Making Corrections to Data: Assume you’re consolidating datasets from three different IoT devices, all reporting with time stamps. You know that one particular dataset consistently has a time lag in all of its values. In order to accurately use that data, those datasets must be corrected.
Changing Formats: Time stamps are a good example of having different formats across multiple sources. For example, North American timestamps usually use the format of MM/DD/YY but many other countries use the standard YY/MM/DD. Transforming this data into one consistent format is necessary to create a single usable dataset.

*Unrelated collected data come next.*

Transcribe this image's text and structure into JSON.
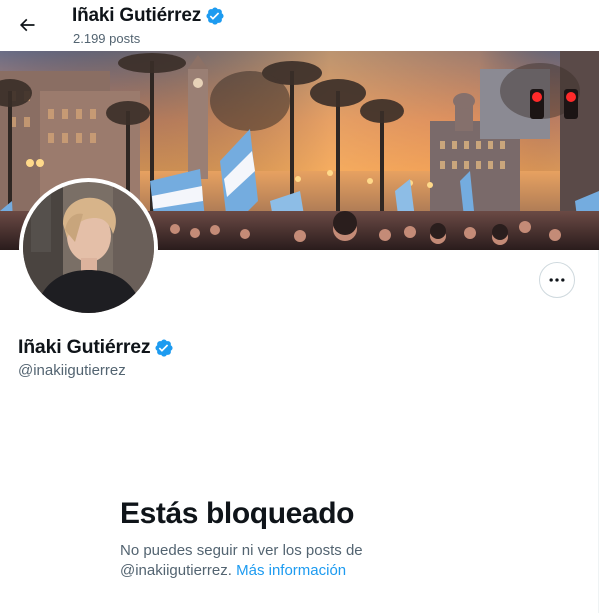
{
  "header": {
    "title": "Iñaki Gutiérrez",
    "posts_count": "2.199 posts"
  },
  "profile": {
    "name": "Iñaki Gutiérrez",
    "handle": "@inakiigutierrez"
  },
  "blocked": {
    "title": "Estás bloqueado",
    "message": "No puedes seguir ni ver los posts de",
    "handle": "@inakiigutierrez.",
    "link": "Más información"
  },
  "icons": {
    "back": "arrow-left-icon",
    "verified": "verified-badge-icon",
    "more": "more-horizontal-icon"
  },
  "colors": {
    "accent": "#1d9bf0",
    "text": "#0f1419",
    "secondary": "#536471"
  }
}
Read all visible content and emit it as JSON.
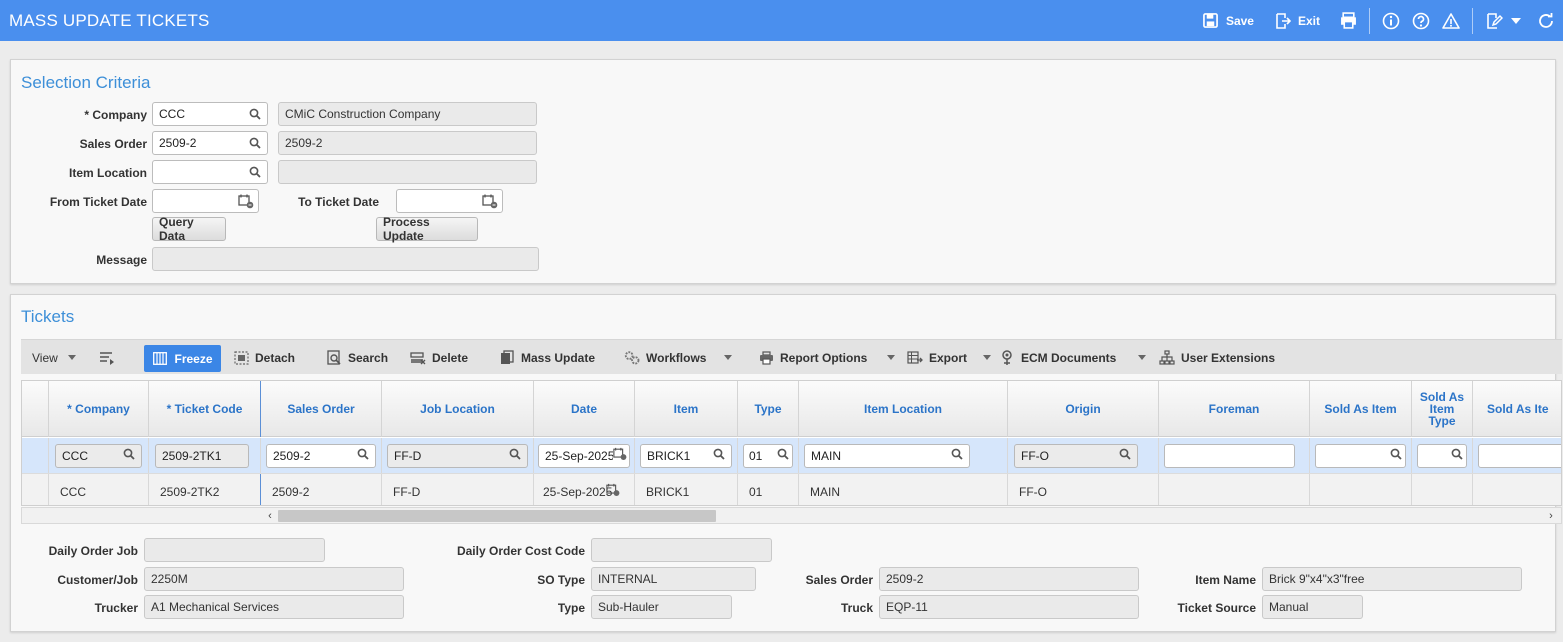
{
  "header": {
    "title": "MASS UPDATE TICKETS",
    "save_label": "Save",
    "exit_label": "Exit"
  },
  "selection": {
    "title": "Selection Criteria",
    "company_label": "* Company",
    "company_value": "CCC",
    "company_name": "CMiC Construction Company",
    "sales_order_label": "Sales Order",
    "sales_order_value": "2509-2",
    "sales_order_desc": "2509-2",
    "item_location_label": "Item Location",
    "item_location_value": "",
    "item_location_desc": "",
    "from_date_label": "From Ticket Date",
    "from_date_value": "",
    "to_date_label": "To Ticket Date",
    "to_date_value": "",
    "query_button": "Query Data",
    "process_button": "Process Update",
    "message_label": "Message",
    "message_value": ""
  },
  "tickets": {
    "title": "Tickets",
    "toolbar": {
      "view": "View",
      "freeze": "Freeze",
      "detach": "Detach",
      "search": "Search",
      "delete": "Delete",
      "mass_update": "Mass Update",
      "workflows": "Workflows",
      "report_options": "Report Options",
      "export": "Export",
      "ecm_documents": "ECM Documents",
      "user_extensions": "User Extensions"
    },
    "columns": {
      "company": "* Company",
      "ticket_code": "* Ticket Code",
      "sales_order": "Sales Order",
      "job_location": "Job Location",
      "date": "Date",
      "item": "Item",
      "type": "Type",
      "item_location": "Item Location",
      "origin": "Origin",
      "foreman": "Foreman",
      "sold_as_item": "Sold As Item",
      "sold_as_item_type": "Sold As Item Type",
      "sold_as_item_more": "Sold As Ite"
    },
    "rows": [
      {
        "company": "CCC",
        "ticket_code": "2509-2TK1",
        "sales_order": "2509-2",
        "job_location": "FF-D",
        "date": "25-Sep-2025",
        "item": "BRICK1",
        "type": "01",
        "item_location": "MAIN",
        "origin": "FF-O",
        "foreman": "",
        "sold_as_item": "",
        "sold_as_item_type": "",
        "sold_as_item_more": ""
      },
      {
        "company": "CCC",
        "ticket_code": "2509-2TK2",
        "sales_order": "2509-2",
        "job_location": "FF-D",
        "date": "25-Sep-2025",
        "item": "BRICK1",
        "type": "01",
        "item_location": "MAIN",
        "origin": "FF-O",
        "foreman": "",
        "sold_as_item": "",
        "sold_as_item_type": "",
        "sold_as_item_more": ""
      }
    ]
  },
  "details": {
    "daily_order_job_label": "Daily Order Job",
    "daily_order_job_value": "",
    "daily_order_cost_code_label": "Daily Order Cost Code",
    "daily_order_cost_code_value": "",
    "customer_job_label": "Customer/Job",
    "customer_job_value": "2250M",
    "so_type_label": "SO Type",
    "so_type_value": "INTERNAL",
    "sales_order_label": "Sales Order",
    "sales_order_value": "2509-2",
    "item_name_label": "Item Name",
    "item_name_value": "Brick 9\"x4\"x3\"free",
    "trucker_label": "Trucker",
    "trucker_value": "A1 Mechanical Services",
    "type_label": "Type",
    "type_value": "Sub-Hauler",
    "truck_label": "Truck",
    "truck_value": "EQP-11",
    "ticket_source_label": "Ticket Source",
    "ticket_source_value": "Manual"
  },
  "colors": {
    "header_bg": "#4a8fee",
    "title_blue": "#3d8fd8",
    "column_blue": "#2b74c8",
    "freeze_bg": "#3b86e6",
    "selected_row": "#d6e6fb"
  }
}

To get a sense of how data preparation works, let’s use an example with IoT devices similar to what was mentioned above. Let’s take an IoT monitoring device that pings out a status code of 0 for nominal function and error codes of 1 through 5 based on a particular issue. Let’s also assume there are multiple generations of devices sending pings throughout the world.
Datasets come in for generations of devices and regions. So North America has three datasets for three generations of devices, EMEA has three datasets for three generations of devices, and so on. And it’s known that the oldest generation has a broadcast lag of thirty minutes due to the inherent hardware. As a data scientist, you’ve been tasked with building data visualizations to show how often the error codes have occurred and if they’re centralized in any region in particular. But before you load this into an analytics platform, the data must be prepared with the following steps:
This allows the individual datasets to have consistent formatting and fields, thus enabling easy consolidation. The only issue, then, is the time it takes to prepare all of the individual data.
The above example is fairly straightforward and limited in scope. In theory, following the steps as outlined for a total of, say, 12 datasets might take up a whole day but it’s not impossible. But if you expand the scope beyond that or simply don’t have a day to lose, the good news is that machine learning can help automate data preparation. Machine learning recognizes patterns from repeated usage and can begin to clean up datasets as they come in.
For example, the algorithm may detect that you’re constantly changing timestamps into North American format; in that case, machine learning enables auto-updates of that (or a request to execute). Similarly, if you’re always supplementing coordinate information with a physical address or a city name, machine learning can integrate this as soon as the dataset arrives in the database. Because these patterns are simple and repeatable but labor-intensive due to sheer volume of data, machine learning can save significant time and effort in the data preparation process. In addition, machine learning helps reduce accuracy issues caused by human error, such as typos or overlooked items missed by the human eye.
Simply put, data scientists really don’t like data preparation—a survey by CrowdFlower found that 76% of data scientists identified it as the worst part of the job. The good news is machine learning can significantly reduce that task.
What does all that time and effort (either by human minds or machine learning) do for data scientists? It’s all about confidence—confidence in the data, confidence in the process, and confidence in the insights derived from the data. Data preparation ensures accuracy in the data, which leads to accurate insights. Without data preparation, it’s possible that insights will be off due to junk data, an overlooked calibration issue, or an easily fixed discrepancy between datasets.
Going back to the idea of cooking, how would chefs fare without mise en place? Perhaps they’d be left scrambling for the right tool while the meat is browning, thus causing it to burn. Or they’d discover that their bell peppers had gone bad, except the recipe is shot because they’re halfway through the process. Mise en place is necessary for smooth and successful cooking, and it’s the same thing when handling big data: data preparation is often the first—and most important—step of any analytics project.